All milk, unless it is positively known to be given by healthy, well-nourished animals, and kept in thoroughly cleaned vessels free from contamination, should be sterilized before using. Often the organisms found in milk are of disease-giving nature. In Europe and America many cases of typhoid fever, scarlatina, and diphtheria have been traced to the milk-supply. In fact milk and water are two of the most fruitful food sources of disease. It therefore immediately becomes apparent that, unless these two liquids are above suspicion, they should be sterilized before using. Boiling water for half an hour will render it sterile, but milk would be injured by evaporation and other changes produced in its constituents by such long exposure to so high a degree of heat. A better method, and one which should be adopted by all who understand something of the nature of bacteria, is to expose the milk for a longer time to a lower temperature than that of boiling.

To Sterilize Milk for Immediate Use. (1) Pour the milk into a granite-ware saucepan or a double boiler, raise the temperature to 190° Fahr., and keep it at that point for one hour. (2) As soon as done put it immediately into a pitcher, or other vessel, which has been thoroughly washed, and boiled in a bath of water, and cool quickly by placing in a pan of cold or iced water. A chemist's thermometer, for testing the temperature, may be bought at any pharmacy for a small sum, but if there is not one at hand, heat the milk until a scum forms over the top, and then keep it as nearly as possible at that temperature for one hour.

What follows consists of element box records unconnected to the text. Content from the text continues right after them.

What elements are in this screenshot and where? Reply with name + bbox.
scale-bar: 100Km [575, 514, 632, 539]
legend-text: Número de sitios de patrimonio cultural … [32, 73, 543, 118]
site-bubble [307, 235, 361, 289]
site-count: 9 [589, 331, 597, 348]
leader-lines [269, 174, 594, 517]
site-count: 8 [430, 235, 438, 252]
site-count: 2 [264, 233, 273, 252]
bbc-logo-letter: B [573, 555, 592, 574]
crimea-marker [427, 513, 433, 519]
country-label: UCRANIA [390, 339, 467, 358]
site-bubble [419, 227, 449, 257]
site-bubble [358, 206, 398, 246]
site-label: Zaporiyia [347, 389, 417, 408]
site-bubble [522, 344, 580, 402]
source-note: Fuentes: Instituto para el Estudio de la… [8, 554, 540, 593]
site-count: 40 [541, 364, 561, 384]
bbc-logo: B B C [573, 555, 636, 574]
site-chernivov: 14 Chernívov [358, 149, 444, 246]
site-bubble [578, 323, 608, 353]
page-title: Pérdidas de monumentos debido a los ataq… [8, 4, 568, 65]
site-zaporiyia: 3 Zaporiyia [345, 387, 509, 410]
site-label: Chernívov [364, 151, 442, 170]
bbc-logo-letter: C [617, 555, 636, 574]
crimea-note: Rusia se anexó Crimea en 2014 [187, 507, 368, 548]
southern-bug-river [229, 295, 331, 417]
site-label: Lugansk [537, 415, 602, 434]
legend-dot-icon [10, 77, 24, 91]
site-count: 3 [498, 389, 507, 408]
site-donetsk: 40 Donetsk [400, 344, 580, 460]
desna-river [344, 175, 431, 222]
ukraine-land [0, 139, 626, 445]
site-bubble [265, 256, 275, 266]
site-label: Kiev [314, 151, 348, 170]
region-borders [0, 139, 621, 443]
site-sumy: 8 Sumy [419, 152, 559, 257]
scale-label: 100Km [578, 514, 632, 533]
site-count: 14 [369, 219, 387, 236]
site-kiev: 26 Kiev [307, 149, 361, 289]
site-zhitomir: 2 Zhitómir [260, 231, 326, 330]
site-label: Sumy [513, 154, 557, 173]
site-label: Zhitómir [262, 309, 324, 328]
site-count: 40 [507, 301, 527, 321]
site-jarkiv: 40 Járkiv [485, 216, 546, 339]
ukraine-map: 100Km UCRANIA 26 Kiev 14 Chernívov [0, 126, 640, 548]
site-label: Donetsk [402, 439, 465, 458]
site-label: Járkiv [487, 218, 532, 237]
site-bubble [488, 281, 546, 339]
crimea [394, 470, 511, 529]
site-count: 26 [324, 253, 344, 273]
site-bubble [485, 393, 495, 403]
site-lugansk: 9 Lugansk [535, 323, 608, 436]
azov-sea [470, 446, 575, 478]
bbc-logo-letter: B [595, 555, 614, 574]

Do not let it boil.

To Sterilize Milk which is not for Immediate Use. Put the milk into flasks or bottles with narrow mouths; plug them with a long stopper of cotton-wool, place the flasks in a wire frame to support them, in a kettle of cold water, heat gradually to 190° Fahr., and keep it at that temperature for one hour. Repeat this the second day, for although all organisms were probably destroyed during the first process, spores which may have escaped will have developed into bacteria. These will be killed by the second heating. Repeat again on the third day to destroy any life that may have escaped the first two.

Spores or resting-cells are the germinal cells from which new bacteria develop, and are capable of surviving a much higher temperature than the bacteria themselves, as well as desiccation and severe cold.[18] Some writers give a lower temperature than 190° Fahr. as safe for sterilization with one hour's exposure, but 190 may be relied upon. Milk treated by the last or "fractional" method of sterilization, as it is called, should keep indefinitely, provided of course the cotton is not disturbed. Cotton-wool or cotton batting in thick masses acts as a strainer for bacteria, and although air will enter, organisms will not.

All persons who buy milk, or in any way control milk-supplies, should consider themselves in duty bound to (1) ascertain by personal investigation the condition in which the cows are kept. If there is any suspicion that they are diseased, a veterinary surgeon should be consulted to decide the case. If they are healthy and well fed, they cannot fail to give good milk, and nothing more is to be done except to see that it is transported in perfectly cleansed and scalded vessels. (2) If it is impossible to obtain milk directly from the producer, and one is obliged to buy that from unknown sources, it should be sterilized the moment it enters the house. There is no other means of being sure that it will not be a bearer of disease. Not all such milk contains disease-producing organisms, but it all may contain them, and there is no safety in its use until all bacteria have been deprived of life.